Anyhow, you'd never imagine that when people say that history is doomed to repeat itself it would be so ... identical and obvious. The World Wars, both started by Germany, both with the United States enterting late and reluctantly. Or the two Gulf Wars now. And we've already had one Korean war, so why not? Best Occupation -- military dictator. First off, there's the salary and the power, both of which I'm sure can afford you a very fine office with a view. Also, there's the benefits. Most likely at least one country will harbor you if you ever have to flee and they will feed you and such, plus, no one will really care what you do. You can kill, maim, and make really awful jokes, but in the end, you might have to face a war tribunal at most. Heaven's no. The worst punishment a dictator would ever get is to be forced to live under his own conditions, and that will never happen.
But I always wonder, what allows a nation to turn into a dictatorship? You've seen it a lot in South America (nations at one point ruled by foreign nations and foreign governors who held absolute sway over the majority with their minority, i.e. setting the precedent) or in Asia (Soviet Union, Cambodia, North Korea -- Russia, the longest lasting "western" autocracy with the repressive czars; Cambodia, Laos, Vietnam, all controlled as Indochina under the French and here by controlled I mean exploited for rubber; North Korea, stuck between China and Japan, taken over by each and then divided by the US into North and South Korea) or Africa (lots of examples) or the so-called Middle-East (subjugated by the Mongols at one point, warred against each other, the crossing grounds for armies going east or west, nomadic peoples due to geography). Why are raw materials so important? We needed platinum for our nukes. South Africa and Russia are the two big places where you can find platinum. When they were the Soviet Union, however, we could not get platinum from them (or would not), so we had to turn to South Africa. Well, South Africa got a "Get out of jail free card" thanks to that and could do whatever they wanted. After the Soviet Union became ... less Soviet and less united, it suddenly became the time to tell them to clean up their act (we were ones to talk).

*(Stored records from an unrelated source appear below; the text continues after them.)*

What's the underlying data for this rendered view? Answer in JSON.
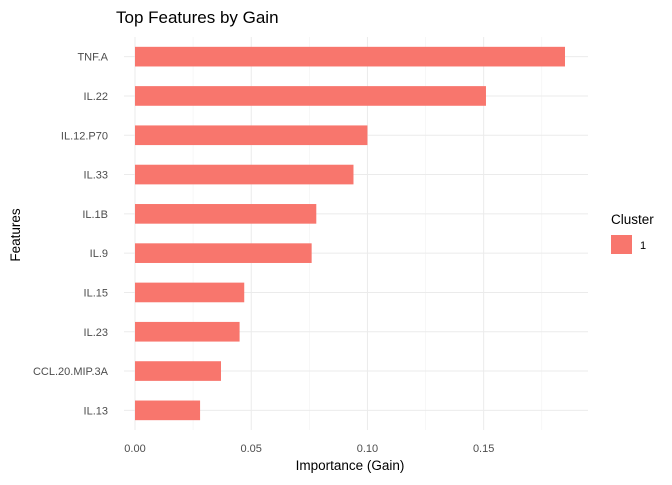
{
  "chart_data": {
    "type": "bar",
    "orientation": "horizontal",
    "title": "Top Features by Gain",
    "xlabel": "Importance (Gain)",
    "ylabel": "Features",
    "categories": [
      "TNF.A",
      "IL.22",
      "IL.12.P70",
      "IL.33",
      "IL.1B",
      "IL.9",
      "IL.15",
      "IL.23",
      "CCL.20.MIP.3A",
      "IL.13"
    ],
    "series": [
      {
        "name": "1",
        "color": "#F8766D",
        "values": [
          0.185,
          0.151,
          0.1,
          0.094,
          0.078,
          0.076,
          0.047,
          0.045,
          0.037,
          0.028
        ]
      }
    ],
    "xlim": [
      0,
      0.19
    ],
    "x_ticks": [
      0.0,
      0.05,
      0.1,
      0.15
    ],
    "x_tick_labels": [
      "0.00",
      "0.05",
      "0.10",
      "0.15"
    ],
    "grid": true,
    "legend": {
      "title": "Cluster",
      "placement": "right",
      "entries": [
        {
          "label": "1",
          "color": "#F8766D"
        }
      ]
    }
  }
}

But then, that still makes me wonder about dictators. They are puzzling. And "fixing" it, that too is puzzling. Personally, I say let them do as they please as long as they stay the Hell out of my way. But there's got to be something in the dictator-gene that just won't let them do that. I wonder how tall your average dictator is? Something has to give them a chip on their shoulder and I wonder if it's because they're all midgets and use stilts under their pantlegs.